Problems With Zimmer Hip Replacements
Zimmer’s Duron Cup hip replacements are one type of metal-on-metal implant that has been making the news as causing problems for patients. We’ve seen evidence of problems with other metal device manufacturers, including DePuy, Wright and Stryker.
The problem is that the metal components rub together when a patient walks, and that friction causes small metal fragments to grind off. Those metal fragments can inflame the tissue or even enter the bloodstream, causing a type of blood poisoning called metallosis. Many patients require painful and dangerous revision surgeries.
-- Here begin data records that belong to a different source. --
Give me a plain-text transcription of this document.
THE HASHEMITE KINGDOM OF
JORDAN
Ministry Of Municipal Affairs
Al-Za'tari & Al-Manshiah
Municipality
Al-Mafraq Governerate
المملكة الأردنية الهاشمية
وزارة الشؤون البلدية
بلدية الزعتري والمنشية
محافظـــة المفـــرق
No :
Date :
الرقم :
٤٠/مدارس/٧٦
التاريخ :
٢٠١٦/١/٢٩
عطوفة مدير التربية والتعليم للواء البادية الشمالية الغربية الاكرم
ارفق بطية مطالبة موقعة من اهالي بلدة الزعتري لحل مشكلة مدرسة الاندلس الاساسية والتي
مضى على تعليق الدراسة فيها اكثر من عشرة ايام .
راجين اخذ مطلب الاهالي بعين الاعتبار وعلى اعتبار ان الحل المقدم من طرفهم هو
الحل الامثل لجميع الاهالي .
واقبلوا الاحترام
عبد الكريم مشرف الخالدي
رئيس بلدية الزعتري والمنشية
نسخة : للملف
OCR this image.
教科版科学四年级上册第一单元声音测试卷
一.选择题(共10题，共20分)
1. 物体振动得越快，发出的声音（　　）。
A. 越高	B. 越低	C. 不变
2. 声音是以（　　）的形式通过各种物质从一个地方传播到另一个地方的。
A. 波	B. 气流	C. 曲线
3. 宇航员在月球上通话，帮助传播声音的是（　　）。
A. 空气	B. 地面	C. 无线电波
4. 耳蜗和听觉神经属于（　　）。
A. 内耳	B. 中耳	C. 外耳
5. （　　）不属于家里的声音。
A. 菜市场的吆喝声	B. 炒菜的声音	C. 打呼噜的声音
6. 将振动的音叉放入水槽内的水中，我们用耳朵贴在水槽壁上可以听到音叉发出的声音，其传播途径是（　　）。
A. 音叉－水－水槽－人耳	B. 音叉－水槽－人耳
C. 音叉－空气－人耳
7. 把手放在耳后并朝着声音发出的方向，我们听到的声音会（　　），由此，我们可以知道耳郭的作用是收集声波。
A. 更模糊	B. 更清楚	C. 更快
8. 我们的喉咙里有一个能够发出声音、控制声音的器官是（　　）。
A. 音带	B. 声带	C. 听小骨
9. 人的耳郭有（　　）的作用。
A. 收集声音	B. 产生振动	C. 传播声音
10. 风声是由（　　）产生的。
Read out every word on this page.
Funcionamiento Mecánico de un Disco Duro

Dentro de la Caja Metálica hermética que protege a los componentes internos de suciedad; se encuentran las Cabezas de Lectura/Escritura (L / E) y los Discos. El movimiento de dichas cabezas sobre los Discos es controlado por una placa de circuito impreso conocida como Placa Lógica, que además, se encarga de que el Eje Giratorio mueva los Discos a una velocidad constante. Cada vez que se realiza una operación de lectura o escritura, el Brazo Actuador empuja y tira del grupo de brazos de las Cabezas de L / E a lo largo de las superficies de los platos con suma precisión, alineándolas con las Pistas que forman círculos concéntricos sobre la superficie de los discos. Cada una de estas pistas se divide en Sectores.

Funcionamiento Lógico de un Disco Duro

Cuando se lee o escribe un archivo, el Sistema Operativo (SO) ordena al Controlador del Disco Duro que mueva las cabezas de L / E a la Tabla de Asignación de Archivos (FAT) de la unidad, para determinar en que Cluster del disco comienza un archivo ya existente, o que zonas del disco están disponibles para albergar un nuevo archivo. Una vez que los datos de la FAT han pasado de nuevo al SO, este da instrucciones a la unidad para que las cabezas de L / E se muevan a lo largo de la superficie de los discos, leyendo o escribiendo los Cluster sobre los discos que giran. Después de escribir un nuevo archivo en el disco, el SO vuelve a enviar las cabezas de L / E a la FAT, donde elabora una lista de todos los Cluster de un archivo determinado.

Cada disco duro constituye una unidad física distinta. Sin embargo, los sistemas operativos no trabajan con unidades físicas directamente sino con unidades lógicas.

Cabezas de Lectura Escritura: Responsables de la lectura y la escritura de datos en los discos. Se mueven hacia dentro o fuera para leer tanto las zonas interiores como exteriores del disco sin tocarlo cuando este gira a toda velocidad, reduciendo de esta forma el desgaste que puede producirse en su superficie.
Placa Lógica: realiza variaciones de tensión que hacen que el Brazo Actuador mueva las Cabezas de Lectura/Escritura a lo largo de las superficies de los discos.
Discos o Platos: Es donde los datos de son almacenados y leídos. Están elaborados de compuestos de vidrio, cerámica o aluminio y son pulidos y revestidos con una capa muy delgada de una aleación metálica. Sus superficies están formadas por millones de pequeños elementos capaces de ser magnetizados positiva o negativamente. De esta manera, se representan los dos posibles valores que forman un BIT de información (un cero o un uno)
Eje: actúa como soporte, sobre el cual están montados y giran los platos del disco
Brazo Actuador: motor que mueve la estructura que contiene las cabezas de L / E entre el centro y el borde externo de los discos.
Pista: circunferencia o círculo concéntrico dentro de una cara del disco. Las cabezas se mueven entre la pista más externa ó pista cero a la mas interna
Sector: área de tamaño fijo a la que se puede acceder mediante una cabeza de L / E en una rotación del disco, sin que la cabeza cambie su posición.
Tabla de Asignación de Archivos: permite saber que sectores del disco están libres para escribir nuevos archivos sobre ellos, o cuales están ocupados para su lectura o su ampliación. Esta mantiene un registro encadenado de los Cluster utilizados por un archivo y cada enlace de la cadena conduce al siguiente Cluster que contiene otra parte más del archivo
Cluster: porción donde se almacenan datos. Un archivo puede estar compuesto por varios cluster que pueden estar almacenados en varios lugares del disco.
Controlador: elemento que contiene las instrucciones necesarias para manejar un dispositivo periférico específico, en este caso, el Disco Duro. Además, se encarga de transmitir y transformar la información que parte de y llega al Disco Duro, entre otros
The New Zealand government recently warned about Zimmer hip replacement devices, saying that the Durom Acetabular Cup is more likely to fail than comparable devices. Their research indicates that 16% of all Zimmer users will have problems within 10 years. This is a failure rate 10% higher than the average for metal-on-metal hip replacements (which is itself a poor benchmark). Zimmer hip replacements were recalled in New Zealand.
Need a Hip or Knee Replacement? Consider the Hardware
Orthopedic replacement is a booming business—in 2005 there were 750,000 hip and knee replacement surgeries (at a cost of $5 billion for implants) in the United States. By 2030, that number could be 4.5 million.
We all like the newest and the best—think of those people standing in long lines to upgrade their iPhones every time a “major announcement” takes place. But this is one area where it might be better to go with a tried and true model—something that has been on the market for five or more years, and has a good track record. The reason is that the market for orthopedic devices is so competitive that manufacturers rush their newest devices to sale as quickly as possible. As a result, patients become the guinea pigs, and problems might not arise in statistically significant numbers for a few years.